La mauvaise gestion de l’hygiène des menstrues impacte la vie et la scolarité des filles
C’est pourquoi, l’Office entend engager une campagne de sensibilisation autour de la question pour commémorer la journée dédiée à la cause (chaque 28 mai). L’annonce a été faite au cours d’une conférence de presse animée par le directeur général de l’Officine, Dr Ben Moulaye Idriss, lundi dernier au siège de son service.
Au cours de cette campagne, l’ONASR va engager des activités de sensibilisation, d’éducation sur la bonne gestion de l’hygiène menstruelle et procéder à des distributions de serviettes hygiéniques. Selon le directeur de l’ONASR, cette question constitue un tabou dans notre société, alors que l’hygiène des menstrues est «le début, le milieu et la fin de l’humanité». Avant d’ajouter que sans ces menstrues, il n’y a pas de conception. Pour lui, la venue des menstrues doit être perçue comme un heureux événement.

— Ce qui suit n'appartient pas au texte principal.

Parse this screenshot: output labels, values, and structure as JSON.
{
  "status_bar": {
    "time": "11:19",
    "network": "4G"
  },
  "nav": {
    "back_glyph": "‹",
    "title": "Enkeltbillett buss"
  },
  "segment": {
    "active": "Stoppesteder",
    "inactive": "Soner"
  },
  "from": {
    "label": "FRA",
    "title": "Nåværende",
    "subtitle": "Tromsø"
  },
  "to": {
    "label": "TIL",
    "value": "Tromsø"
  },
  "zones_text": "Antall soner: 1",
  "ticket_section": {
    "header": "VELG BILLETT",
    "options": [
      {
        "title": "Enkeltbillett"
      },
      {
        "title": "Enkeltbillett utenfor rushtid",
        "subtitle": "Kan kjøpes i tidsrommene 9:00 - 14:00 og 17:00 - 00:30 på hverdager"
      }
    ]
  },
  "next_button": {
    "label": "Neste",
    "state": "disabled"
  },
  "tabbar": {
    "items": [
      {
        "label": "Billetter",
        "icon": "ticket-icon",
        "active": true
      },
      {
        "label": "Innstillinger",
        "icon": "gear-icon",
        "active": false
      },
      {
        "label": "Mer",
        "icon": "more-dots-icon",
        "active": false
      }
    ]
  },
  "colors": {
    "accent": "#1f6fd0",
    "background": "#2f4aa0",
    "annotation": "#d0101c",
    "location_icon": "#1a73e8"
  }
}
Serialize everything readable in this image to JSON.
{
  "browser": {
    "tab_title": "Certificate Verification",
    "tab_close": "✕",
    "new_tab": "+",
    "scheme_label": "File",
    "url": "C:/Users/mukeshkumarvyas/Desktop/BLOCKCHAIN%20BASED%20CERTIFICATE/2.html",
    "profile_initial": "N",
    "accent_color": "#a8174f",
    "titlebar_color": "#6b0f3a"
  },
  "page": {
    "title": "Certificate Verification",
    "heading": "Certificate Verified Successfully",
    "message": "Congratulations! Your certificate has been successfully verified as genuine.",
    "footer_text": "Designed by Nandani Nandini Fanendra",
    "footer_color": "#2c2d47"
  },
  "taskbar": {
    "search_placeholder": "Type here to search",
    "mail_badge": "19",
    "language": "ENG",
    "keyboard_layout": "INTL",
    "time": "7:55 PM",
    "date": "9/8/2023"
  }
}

Selon les statistiques du Fonds des Nations unies pour l’enfance (Unesco), en 2021, environ 500.000 filles et femmes n’avaient pas accès à des infrastructures adéquates pour changer leur produit de santé menstruelle dans le monde. En Afrique subsaharienne, 1 fille sur 10 ne va pas à l’école pendant la période des menstrues. Ce qui représente environ 20% du temps scolaire annuel perdu. S’agissant des statistiques du Mali, le conférencier a expliqué que les chiffres sont alarmants et ne rassurent guère. En effet, seulement 2,13% des écoles ont une option pour assurer l’intimité des filles aux toilettes et seulement 0,71 des écoles disposent d’options pour l’élimination des matériels utilisés. Les mêmes données indiquent que ces écoles observent une augmentation des jours d’absence des filles en âge de puberté. Ce qui revient à dire que la mauvaise gestion de l’hygiène des menstrues impacte véritablement la vie et plus précisément la scolarité des filles.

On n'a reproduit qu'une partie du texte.